Social media has shaped our world in a way very few people could have predicted. We spend hours upon hours looking through snapshots of other people’s lives in an almost voyeuristic manner. However, we often forget is that they are just that, snapshots and highly manicured snapshots at that. In the age of Instagram and YouTube things are rarely what they seem.

Being born in 1993 I am, for better or worse, a millennial and I lived through the social media boom. I remember when YouTube was barely more than HTML coding, but had no ads and a time before FaceBook even existed. The platform of the day was MySpace which was ruled by scene kings and queens who had managed to teach themselves HTML and photo editing to make their profiles the best of the best.

Times have changed and so has social media culture. The people who get the most likes and followers aren’t the people with obsessively straightened swoop bangs anymore. Now the people who get the most likes and followers are the people who filter out every imperfection, both in photos and in content. We don’t get to see the messy parts of people online; the image of them that we get has gone through a filtering process to add to their online persona. 

The perfect image that these online content creators make for themselves isn’t inherently bad; we’re taught to put our best foot forward, right? Where the waters get murky is when the young people consuming this content start to emulate the people they look up to online; the repeated exposure to “perfect” skews what normal really is! These murky waters get down right brackish when the element of sexuality is added to the mix of the influences of social media on young people, especially young girls.   

The pressure of being a teen or preteen girl is hard enough without getting bombarded by images of perfection. When I look back at pictures of myself as a teenager I look a mess, but so did everyone else. We were all kids starting a transition into being an adult without any internet celebrity to copy. YouTube makeup tutorials didn’t really exist yet and Instagram wouldn’t show up for a couple years, so we were left to our own devices. 

With the rise of beauty gurus and Instagram models, girls are skipping that awkward transition period more and more. Not only does this shorten their childhoods, but it also means they are finding themselves in situations and relationships that they aren’t truly ready for because they are still kids who still have so much growing to do. Girls are emulating these beauty gurus in looks and fashion and behavior because it’s what they think they are supposed to do. 
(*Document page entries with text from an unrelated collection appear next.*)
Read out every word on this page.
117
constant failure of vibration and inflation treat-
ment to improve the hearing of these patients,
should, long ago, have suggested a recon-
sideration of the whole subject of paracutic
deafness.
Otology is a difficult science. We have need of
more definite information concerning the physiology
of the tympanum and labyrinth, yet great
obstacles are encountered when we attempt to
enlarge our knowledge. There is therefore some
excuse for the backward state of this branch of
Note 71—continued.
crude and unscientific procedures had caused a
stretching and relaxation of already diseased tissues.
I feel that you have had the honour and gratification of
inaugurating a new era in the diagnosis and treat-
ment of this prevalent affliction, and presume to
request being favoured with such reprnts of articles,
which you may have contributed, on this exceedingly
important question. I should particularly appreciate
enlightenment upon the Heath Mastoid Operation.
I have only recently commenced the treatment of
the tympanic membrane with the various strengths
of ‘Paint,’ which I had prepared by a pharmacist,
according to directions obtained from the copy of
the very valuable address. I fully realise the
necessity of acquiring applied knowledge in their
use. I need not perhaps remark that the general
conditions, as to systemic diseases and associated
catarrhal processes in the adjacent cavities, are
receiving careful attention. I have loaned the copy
When girls copy women it doesn’t mean that they are women. Treating them as such and holding them to the same standards, especially in relationships, is ludacris. A young girl approaching a man (or woman) older than them isn’t the same as an adult approaching another adult. As the adult in the scenario, it’s their responsibility to turn down the advance and not encourage further advances. “Oh, well she came onto me” isn’t a valid excuse because not only is she emulating a behavior that she thinks is acceptable (and has probably been encouraged before), but there is a clear power difference. The proper answer when a young girl makes an advance on an older person is “no”. 

Not only is it unfair to expect girls to perform the same level of emotional labor in relationships as women, it is damaging. Regardless of how mature a girl acts, she is not a woman and should not be held to the same standards. 

Social media truly is a double edged blade because it has accelerated the rate at which we can share information, but the culture around it can be very toxic especially to the developing sexuality of young people. Everything on the internet must be taken with a grain of salt and we must understand that the people we follow online aren’t typically showing us a complete picture of themselves or their lives. Social media isn’t going away, so to stay safe adults must be able to identify copy cat behaviors (as well as proceed to set boundaries and discourage inappropriate behaviors) and kids growing up on the internet will learn to be critical of the media they are consuming.